I saw what happened on Sunday, I was watching it all. I saw as you looked up and your son came running to you saying "Daddy, that boy pulled my hair", you looked concerned. And who wouldn't. No one wants their child to be hurt by another child. But soft play areas get busy, especially on a cold Sunday morning, and tensions run high between the kids and sometimes these things happen. For so many different reasons. I heard you ask your son which little boy and, as he pointed, I looked over and saw two little boys come down the slide with big smiles on their faces. Whatever the issue was with that child, it was clearly forgotten about.

But you couldn't forget it. You couldn't let it go, telling your son to stay away. Or approach the mother and ask her to watch her child. Instead, I heard you say something I really didn't expect, I heard you tell your son "If he pulls your hair, push him back."

Dear dad, you look like a nice guy. You're well dressed, as is your kid. He came to you for comfort, he came to you for a cuddle, to tell you he'd been hurt. He wanted your reassurance, your love, your comfort. Your child needs to learn how to handle things without resorting to violence. Your child needs to learn that an eye for an eye will make the whole world blind. He needs to know that these things happen in soft play centres but that he should use his words and not his hands to retaliate. To tell the other child he didn't appreciate it. To sort it out amicably.

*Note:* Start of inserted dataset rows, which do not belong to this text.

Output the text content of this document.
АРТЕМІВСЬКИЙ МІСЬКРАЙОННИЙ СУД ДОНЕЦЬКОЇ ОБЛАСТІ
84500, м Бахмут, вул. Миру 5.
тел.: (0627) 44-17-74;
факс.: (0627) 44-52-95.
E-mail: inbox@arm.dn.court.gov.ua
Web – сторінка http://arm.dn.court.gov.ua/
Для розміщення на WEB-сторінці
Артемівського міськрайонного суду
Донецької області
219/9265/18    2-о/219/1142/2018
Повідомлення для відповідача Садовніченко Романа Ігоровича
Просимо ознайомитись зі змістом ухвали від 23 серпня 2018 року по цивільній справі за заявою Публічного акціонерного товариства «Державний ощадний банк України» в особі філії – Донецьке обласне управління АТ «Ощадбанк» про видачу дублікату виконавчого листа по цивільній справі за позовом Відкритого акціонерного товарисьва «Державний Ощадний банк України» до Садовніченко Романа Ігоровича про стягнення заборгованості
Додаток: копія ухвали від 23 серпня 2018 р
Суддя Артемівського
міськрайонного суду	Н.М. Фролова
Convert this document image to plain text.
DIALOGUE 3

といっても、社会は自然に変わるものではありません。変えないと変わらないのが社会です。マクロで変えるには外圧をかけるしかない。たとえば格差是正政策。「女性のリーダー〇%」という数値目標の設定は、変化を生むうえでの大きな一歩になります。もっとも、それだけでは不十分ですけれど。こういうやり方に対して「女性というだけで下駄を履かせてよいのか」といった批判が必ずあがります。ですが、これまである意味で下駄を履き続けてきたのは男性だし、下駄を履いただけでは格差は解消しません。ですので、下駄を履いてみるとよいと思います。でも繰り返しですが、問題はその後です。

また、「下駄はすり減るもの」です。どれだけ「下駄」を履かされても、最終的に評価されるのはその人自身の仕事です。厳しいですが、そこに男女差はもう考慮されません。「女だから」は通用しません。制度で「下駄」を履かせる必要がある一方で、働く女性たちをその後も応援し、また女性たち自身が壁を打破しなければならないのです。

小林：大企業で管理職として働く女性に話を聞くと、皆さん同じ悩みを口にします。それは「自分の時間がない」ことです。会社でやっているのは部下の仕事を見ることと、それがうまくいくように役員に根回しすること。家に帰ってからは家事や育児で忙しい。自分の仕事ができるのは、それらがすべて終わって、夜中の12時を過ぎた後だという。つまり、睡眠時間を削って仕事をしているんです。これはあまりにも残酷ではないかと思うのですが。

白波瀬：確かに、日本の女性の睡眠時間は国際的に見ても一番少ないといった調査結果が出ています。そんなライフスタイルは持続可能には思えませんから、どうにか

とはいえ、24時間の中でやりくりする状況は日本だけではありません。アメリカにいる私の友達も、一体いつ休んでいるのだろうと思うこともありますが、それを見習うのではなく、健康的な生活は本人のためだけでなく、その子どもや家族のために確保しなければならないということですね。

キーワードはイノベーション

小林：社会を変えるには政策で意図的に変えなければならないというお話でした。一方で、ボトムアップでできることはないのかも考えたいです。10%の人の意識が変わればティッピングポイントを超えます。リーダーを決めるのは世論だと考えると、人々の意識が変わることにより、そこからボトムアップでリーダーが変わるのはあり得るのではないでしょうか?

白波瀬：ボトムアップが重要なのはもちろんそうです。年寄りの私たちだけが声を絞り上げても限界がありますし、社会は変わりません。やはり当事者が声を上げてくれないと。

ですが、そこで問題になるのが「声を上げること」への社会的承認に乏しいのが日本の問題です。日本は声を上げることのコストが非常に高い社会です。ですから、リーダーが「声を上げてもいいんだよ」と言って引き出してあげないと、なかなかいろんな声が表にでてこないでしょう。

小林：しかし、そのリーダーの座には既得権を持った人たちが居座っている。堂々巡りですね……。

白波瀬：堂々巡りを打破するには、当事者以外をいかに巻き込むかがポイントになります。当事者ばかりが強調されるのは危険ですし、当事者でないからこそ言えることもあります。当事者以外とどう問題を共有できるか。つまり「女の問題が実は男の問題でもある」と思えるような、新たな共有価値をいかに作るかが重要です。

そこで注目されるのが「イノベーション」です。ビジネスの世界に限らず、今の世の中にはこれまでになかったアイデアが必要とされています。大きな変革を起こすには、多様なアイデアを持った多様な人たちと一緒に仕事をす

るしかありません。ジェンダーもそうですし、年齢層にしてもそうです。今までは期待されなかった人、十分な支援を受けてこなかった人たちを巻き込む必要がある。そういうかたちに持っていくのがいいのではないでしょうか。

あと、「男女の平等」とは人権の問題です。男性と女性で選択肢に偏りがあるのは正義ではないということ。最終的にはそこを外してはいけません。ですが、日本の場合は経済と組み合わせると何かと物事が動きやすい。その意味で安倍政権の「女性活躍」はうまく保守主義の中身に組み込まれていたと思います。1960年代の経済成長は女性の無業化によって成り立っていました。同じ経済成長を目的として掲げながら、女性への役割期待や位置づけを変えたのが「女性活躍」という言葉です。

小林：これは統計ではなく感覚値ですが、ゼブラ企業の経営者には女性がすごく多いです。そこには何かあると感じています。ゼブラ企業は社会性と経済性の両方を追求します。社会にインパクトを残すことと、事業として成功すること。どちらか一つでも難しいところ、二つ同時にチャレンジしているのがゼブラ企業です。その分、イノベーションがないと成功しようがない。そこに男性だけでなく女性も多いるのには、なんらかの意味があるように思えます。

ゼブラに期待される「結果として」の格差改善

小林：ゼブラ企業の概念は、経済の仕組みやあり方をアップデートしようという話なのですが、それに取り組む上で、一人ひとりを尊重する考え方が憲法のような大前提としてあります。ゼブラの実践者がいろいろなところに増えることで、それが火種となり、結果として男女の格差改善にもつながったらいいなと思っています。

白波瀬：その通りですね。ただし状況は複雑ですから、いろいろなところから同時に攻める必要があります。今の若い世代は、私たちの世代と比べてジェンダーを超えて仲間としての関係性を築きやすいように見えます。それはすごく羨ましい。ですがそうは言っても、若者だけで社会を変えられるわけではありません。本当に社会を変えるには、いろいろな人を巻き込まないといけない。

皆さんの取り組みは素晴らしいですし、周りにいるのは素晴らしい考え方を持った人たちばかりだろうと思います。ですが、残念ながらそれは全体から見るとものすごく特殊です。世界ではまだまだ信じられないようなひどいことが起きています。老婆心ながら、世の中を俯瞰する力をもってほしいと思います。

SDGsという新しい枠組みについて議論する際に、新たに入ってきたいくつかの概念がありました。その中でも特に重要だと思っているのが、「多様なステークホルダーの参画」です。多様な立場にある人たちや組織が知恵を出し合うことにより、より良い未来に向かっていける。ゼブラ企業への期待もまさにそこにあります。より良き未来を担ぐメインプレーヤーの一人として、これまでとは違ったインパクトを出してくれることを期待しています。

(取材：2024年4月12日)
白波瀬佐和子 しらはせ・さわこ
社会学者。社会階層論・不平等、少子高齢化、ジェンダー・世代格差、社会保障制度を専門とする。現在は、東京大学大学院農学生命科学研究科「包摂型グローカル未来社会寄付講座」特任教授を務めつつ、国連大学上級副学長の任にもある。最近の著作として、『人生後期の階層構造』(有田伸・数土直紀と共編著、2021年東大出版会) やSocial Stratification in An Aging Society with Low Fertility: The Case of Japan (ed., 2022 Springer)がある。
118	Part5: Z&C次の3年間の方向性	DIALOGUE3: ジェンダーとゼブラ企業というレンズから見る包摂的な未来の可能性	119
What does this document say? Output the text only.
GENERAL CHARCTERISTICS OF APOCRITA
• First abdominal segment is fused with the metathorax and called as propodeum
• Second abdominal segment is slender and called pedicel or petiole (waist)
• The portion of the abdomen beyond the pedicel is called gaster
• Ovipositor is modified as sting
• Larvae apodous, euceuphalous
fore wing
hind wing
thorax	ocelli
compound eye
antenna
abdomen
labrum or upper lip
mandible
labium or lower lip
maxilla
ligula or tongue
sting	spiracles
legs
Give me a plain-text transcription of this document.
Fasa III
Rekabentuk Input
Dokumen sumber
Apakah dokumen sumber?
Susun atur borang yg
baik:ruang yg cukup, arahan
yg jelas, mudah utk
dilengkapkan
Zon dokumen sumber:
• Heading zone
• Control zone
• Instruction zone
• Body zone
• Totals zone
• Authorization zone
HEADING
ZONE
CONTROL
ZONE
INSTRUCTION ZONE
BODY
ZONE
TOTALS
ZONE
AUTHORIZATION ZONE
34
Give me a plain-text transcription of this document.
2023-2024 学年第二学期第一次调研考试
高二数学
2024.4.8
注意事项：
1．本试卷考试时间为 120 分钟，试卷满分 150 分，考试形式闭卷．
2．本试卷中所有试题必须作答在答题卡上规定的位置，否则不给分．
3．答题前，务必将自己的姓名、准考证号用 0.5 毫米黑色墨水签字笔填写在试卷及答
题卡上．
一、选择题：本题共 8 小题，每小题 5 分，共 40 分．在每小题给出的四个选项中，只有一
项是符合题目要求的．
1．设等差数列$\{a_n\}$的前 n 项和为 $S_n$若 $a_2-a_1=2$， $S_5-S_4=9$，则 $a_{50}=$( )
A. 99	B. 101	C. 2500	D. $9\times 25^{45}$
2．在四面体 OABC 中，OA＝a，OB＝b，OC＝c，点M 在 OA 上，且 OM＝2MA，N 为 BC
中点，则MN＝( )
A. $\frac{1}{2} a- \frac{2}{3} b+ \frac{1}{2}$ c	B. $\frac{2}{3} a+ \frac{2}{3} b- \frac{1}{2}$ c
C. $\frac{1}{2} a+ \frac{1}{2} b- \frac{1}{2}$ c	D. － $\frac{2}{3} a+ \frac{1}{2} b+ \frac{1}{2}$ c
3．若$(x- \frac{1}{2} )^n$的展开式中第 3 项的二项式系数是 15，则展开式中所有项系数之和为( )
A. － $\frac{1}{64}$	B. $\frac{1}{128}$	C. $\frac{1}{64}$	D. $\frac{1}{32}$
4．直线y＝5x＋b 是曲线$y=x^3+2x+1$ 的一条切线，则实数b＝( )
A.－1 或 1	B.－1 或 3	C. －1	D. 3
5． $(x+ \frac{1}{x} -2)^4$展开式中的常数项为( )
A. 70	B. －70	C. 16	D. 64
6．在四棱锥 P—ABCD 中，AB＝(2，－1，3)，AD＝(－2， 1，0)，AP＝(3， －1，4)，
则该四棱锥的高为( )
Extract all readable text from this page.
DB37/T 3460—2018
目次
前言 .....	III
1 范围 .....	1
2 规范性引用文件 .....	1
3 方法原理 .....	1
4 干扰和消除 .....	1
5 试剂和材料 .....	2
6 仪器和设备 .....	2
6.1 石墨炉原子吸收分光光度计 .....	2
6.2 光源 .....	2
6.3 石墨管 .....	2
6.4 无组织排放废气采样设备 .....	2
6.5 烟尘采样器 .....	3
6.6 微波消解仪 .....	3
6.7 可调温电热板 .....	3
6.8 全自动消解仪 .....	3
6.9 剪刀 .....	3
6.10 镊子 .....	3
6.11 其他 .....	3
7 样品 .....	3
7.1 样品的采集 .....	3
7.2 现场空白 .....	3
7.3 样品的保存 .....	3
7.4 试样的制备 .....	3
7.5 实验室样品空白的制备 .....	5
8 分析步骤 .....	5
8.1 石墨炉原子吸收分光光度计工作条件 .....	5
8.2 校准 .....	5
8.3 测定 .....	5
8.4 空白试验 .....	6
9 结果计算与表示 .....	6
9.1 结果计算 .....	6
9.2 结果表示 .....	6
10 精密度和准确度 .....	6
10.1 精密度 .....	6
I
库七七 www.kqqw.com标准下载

We live in a world where violence is on our TV screens everyday... as much as we try to shelter our children, they will be exposed to it. They don't need to be exposed to it but those that love them the most. He needed your guidance.

I didn't say anything because your child looked like a good kid. I didn't actually think he was going to act on it. He was fine (all his short hair in tact) and the other kid was off on the other side of the play centre.

But what happened after that shocked me even more. Your son sees the little boy approaching him, he turns to speak to you, you look away and in those two seconds that your head is turned, he pushes the little boy running past him, causing him to fall and hit his head. And then coincidentally you turn back, poker face!

And the little boy's mother runs to scoop up her crying child with sadness in her eyes. Because she can't understand why an older boy pushed her son, while standing right beside his dad, and his dad did nothing. She didn't know her son pulled your son's hair, you didn't tell her you see, you didn't clear the air.

I know you may think you're teaching your kid to be tough, to fight back and defend himself. To be strong and take no shit! But what you don't realise is, your kid gave you away dad. 15 minutes later he went up to that mother and said "I pushed him" and when the mother asked "Why did you push him?", your son responded, "My daddy told me to, my daddy told me to do it!"

Children aren't born vengeful, hurtful, racist. That's all on us, it's how we raise them. Parenting can be tough, we're protective of the most precious people in our life BUT physical retaliation is never the answer.

Your child needed comfort, he needed reassurance, he needed love. That's it!